Where the evidence which supports an unpleaded issue also tends to support an issue properly raised by the pleadings, no objection to such evidence is necessary and the failure to object does not amount to implied consent to try the unpleaded issue.
Appellant purchaser sued appellees, seller and manufacturer, alleging breach of warranties. Appellant appealed the trial court’s order granting directed verdicts to appellees and denying appellant's motion to amend his complaint to allege negligence. The appellate court affirmed the denial of appellant’s motions to amend and the directed verdicts as to breach of express warranty and for appellee manufacturer as to breach of implied warranty of merchantability. However, the directed verdict for appellee seller as to breach of implied warranty of fitness for particular purpose was reversed.

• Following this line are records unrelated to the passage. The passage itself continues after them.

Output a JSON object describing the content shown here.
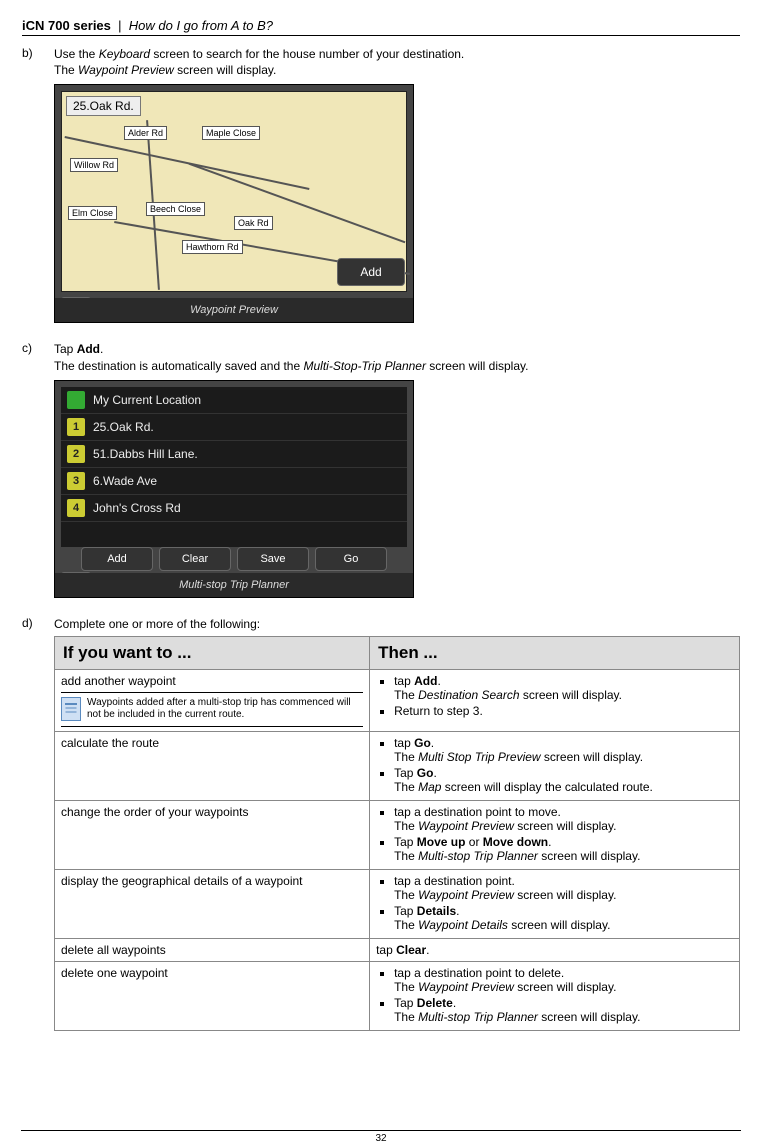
{
  "header": {
    "series": "iCN 700 series",
    "sep": "|",
    "chapter": "How do I go from A to B?"
  },
  "step_b": {
    "letter": "b)",
    "line1_a": "Use the ",
    "line1_b": "Keyboard",
    "line1_c": " screen to search for the house number of your destination.",
    "line2_a": "The ",
    "line2_b": "Waypoint Preview",
    "line2_c": " screen will display."
  },
  "shot1": {
    "address": "25.Oak Rd.",
    "labels": {
      "alder": "Alder Rd",
      "maple": "Maple Close",
      "willow": "Willow Rd",
      "elm": "Elm Close",
      "beech": "Beech Close",
      "oak": "Oak Rd",
      "hawthorn": "Hawthorn Rd"
    },
    "add_btn": "Add",
    "footer": "Waypoint Preview",
    "back": "<"
  },
  "step_c": {
    "letter": "c)",
    "line1_a": "Tap ",
    "line1_b": "Add",
    "line1_c": ".",
    "line2_a": "The destination is automatically saved and the ",
    "line2_b": "Multi-Stop-Trip Planner",
    "line2_c": " screen will display."
  },
  "shot2": {
    "rows": [
      {
        "flag_type": "green",
        "flag_text": "",
        "label": "My Current Location"
      },
      {
        "flag_type": "num",
        "flag_text": "1",
        "label": "25.Oak Rd."
      },
      {
        "flag_type": "num",
        "flag_text": "2",
        "label": "51.Dabbs Hill Lane."
      },
      {
        "flag_type": "num",
        "flag_text": "3",
        "label": "6.Wade Ave"
      },
      {
        "flag_type": "num",
        "flag_text": "4",
        "label": "John's Cross Rd"
      }
    ],
    "buttons": [
      "Add",
      "Clear",
      "Save",
      "Go"
    ],
    "footer": "Multi-stop Trip Planner",
    "back": "<"
  },
  "step_d": {
    "letter": "d)",
    "text": "Complete one or more of the following:"
  },
  "table": {
    "h1": "If you want to ...",
    "h2": "Then ...",
    "rows": [
      {
        "want_main": "add another waypoint",
        "note": "Waypoints added after a multi-stop trip has commenced will not be included in the current route.",
        "then": [
          {
            "pre": "tap ",
            "bold": "Add",
            "post": ".",
            "sub_a": "The ",
            "sub_i": "Destination Search",
            "sub_b": " screen will display."
          },
          {
            "pre": "Return to step 3.",
            "bold": "",
            "post": ""
          }
        ]
      },
      {
        "want_main": "calculate the route",
        "then": [
          {
            "pre": "tap ",
            "bold": "Go",
            "post": ".",
            "sub_a": "The ",
            "sub_i": "Multi Stop Trip Preview",
            "sub_b": " screen will display."
          },
          {
            "pre": "Tap ",
            "bold": "Go",
            "post": ".",
            "sub_a": "The ",
            "sub_i": "Map",
            "sub_b": " screen will display the calculated route."
          }
        ]
      },
      {
        "want_main": "change the order of your waypoints",
        "then": [
          {
            "pre": "tap a destination point to move.",
            "bold": "",
            "post": "",
            "sub_a": "The ",
            "sub_i": "Waypoint Preview",
            "sub_b": " screen will display."
          },
          {
            "pre": "Tap ",
            "bold": "Move up",
            "mid": " or ",
            "bold2": "Move down",
            "post": ".",
            "sub_a": "The ",
            "sub_i": "Multi-stop Trip Planner",
            "sub_b": " screen will display."
          }
        ]
      },
      {
        "want_main": "display the geographical details of a waypoint",
        "then": [
          {
            "pre": "tap a destination point.",
            "bold": "",
            "post": "",
            "sub_a": "The ",
            "sub_i": "Waypoint Preview",
            "sub_b": " screen will display."
          },
          {
            "pre": "Tap ",
            "bold": "Details",
            "post": ".",
            "sub_a": "The ",
            "sub_i": "Waypoint Details",
            "sub_b": " screen will display."
          }
        ]
      },
      {
        "want_main": "delete all waypoints",
        "then_plain_a": "tap ",
        "then_plain_b": "Clear",
        "then_plain_c": "."
      },
      {
        "want_main": "delete one waypoint",
        "then": [
          {
            "pre": "tap a destination point to delete.",
            "bold": "",
            "post": "",
            "sub_a": "The ",
            "sub_i": "Waypoint Preview",
            "sub_b": " screen will display."
          },
          {
            "pre": "Tap ",
            "bold": "Delete",
            "post": ".",
            "sub_a": "The ",
            "sub_i": "Multi-stop Trip Planner",
            "sub_b": " screen will display."
          }
        ]
      }
    ]
  },
  "page_num": "32"
}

Was there an abuse of discretion in the trial court’s denial of appellant purchaser’s pretrial motion to amend his complaint to allege negligence, made over a year and a half after the original complaint was filed?
The evidence cited by appellant in support of the issue of negligence also supported the allegations of breach of warranty, which were raised by the pleadings. Therefore, appellees' failure to object to such evidence did not amount to implied consent to try the issue of negligence. The trial court did not abuse its discretion in denying appellant's motion to amend his complaint to allege negligence.